Moreover, we have carefully addressed these constructive comments with further clarifications and experiments:
- [Reviewer wn5i, Reviewer jR9M] We confirmed that our model will be publicly released and expanded our experiments to cover models of different sizes and families, with repeated runs.
- [Reviewer jR9M] We added an ablation study to assess whether the model engages in actual reasoning.
- [Reviewer jR9M] We included the performance of difficulty-aware and length-debias methods on the ScreenSpot-Pro benchmark.
- [Reviewer wn5i] We further added experimental results in web navigation scenarios.
- [Reviewer uv8E] We clarified the reasons for missing results in the table, added terminology explanations, and committed to improving the clarity and presentation of the paper.
We are also encouraged by Reviewers wn5i and jR9M that our responses have addressed their concerns, and Reviewer wn5i is happy to increase his score. Although Reviewer c2Uh did not respond, we clarified in our rebuttal that our work aligns well with the NeurIPS scope. We believe our paper that focuses on understanding the R1-Zero-Like training in GUI agents can also provide valuable insights to broader multimodal and reinforcement learning research, as evidenced by the growing attention to GUI agents at major ML venues.

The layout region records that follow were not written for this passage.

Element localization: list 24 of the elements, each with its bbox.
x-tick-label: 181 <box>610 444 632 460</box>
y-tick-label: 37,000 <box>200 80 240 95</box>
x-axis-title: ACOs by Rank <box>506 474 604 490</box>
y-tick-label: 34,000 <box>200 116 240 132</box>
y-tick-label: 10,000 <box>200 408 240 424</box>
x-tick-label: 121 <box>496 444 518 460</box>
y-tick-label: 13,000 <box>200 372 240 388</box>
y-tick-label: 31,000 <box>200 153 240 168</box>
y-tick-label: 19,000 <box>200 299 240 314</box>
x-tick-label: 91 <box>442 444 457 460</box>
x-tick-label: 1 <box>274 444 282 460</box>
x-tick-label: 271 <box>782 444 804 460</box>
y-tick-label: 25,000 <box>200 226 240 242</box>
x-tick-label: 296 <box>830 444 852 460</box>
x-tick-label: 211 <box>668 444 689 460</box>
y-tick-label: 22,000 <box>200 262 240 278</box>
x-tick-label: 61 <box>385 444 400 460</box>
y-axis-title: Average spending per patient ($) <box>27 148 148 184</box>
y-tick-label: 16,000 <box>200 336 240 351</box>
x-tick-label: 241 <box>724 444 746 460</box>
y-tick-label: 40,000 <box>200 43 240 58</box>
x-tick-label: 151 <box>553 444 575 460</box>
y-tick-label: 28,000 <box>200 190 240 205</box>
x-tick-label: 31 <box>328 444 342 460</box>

We hope our response could address all the reviewers' concerns, and are more than eager to have further discussions with the reviewers in response to these revisions.
Thanks once again for handing the review process of our submission.
Best Regard,
Submission 22787 Authors
This paper investigates R1-Zero-like training for GUI grounding tasks, identifying key limitations in current approaches and proposing targeted solutions. Through careful analysis of input templates, reward functions, and RL policy objectives, the authors show how existing practices can lead to degraded performance, reward hacking, or overfitting. They introduce a fast-thinking template to reduce unnecessary reasoning, a box-size-aware reward function, and a difficulty-aware objective, leading to a new model (GUI-G1) that achieves state-of-the-art results on ScreenSpot and ScreenSpot-Pro benchmarks, surpassing even larger models.

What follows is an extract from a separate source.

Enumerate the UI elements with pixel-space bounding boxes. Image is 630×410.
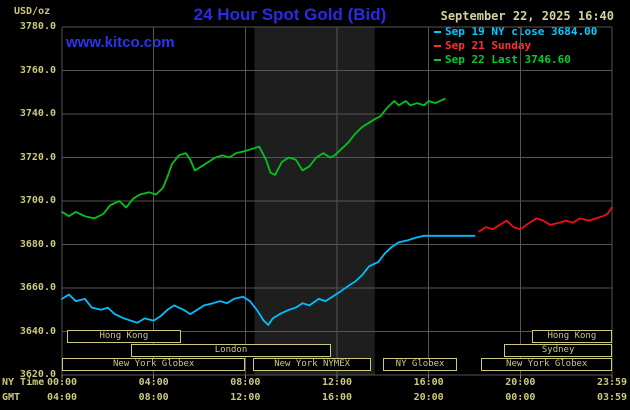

In general, the paper is well-written, timely, and provides valuable empirical insights into the failure modes of GUI grounding pipelines. Reviewers consistently praised the thorough analysis, strong empirical results, and clear presentation, and noted that the proposed solutions are both effective and well-motivated. However, as pointed out by the reviewers, there are some concerns about the scope of applicability beyond GUI agents, as well as requests for additional clarity and expanded evaluations across different model families and training runs. These concerns were largely addressed in the rebuttal through additional experiments, clarifications, and commitments to release code and checkpoints.
Overall, the paper makes a solid and impactful contribution to the understanding and improvement of GUI agent training. Given the novelty of the analysis, the effectiveness of the proposed methods, and the strong empirical performance, I recommend accepting the paper.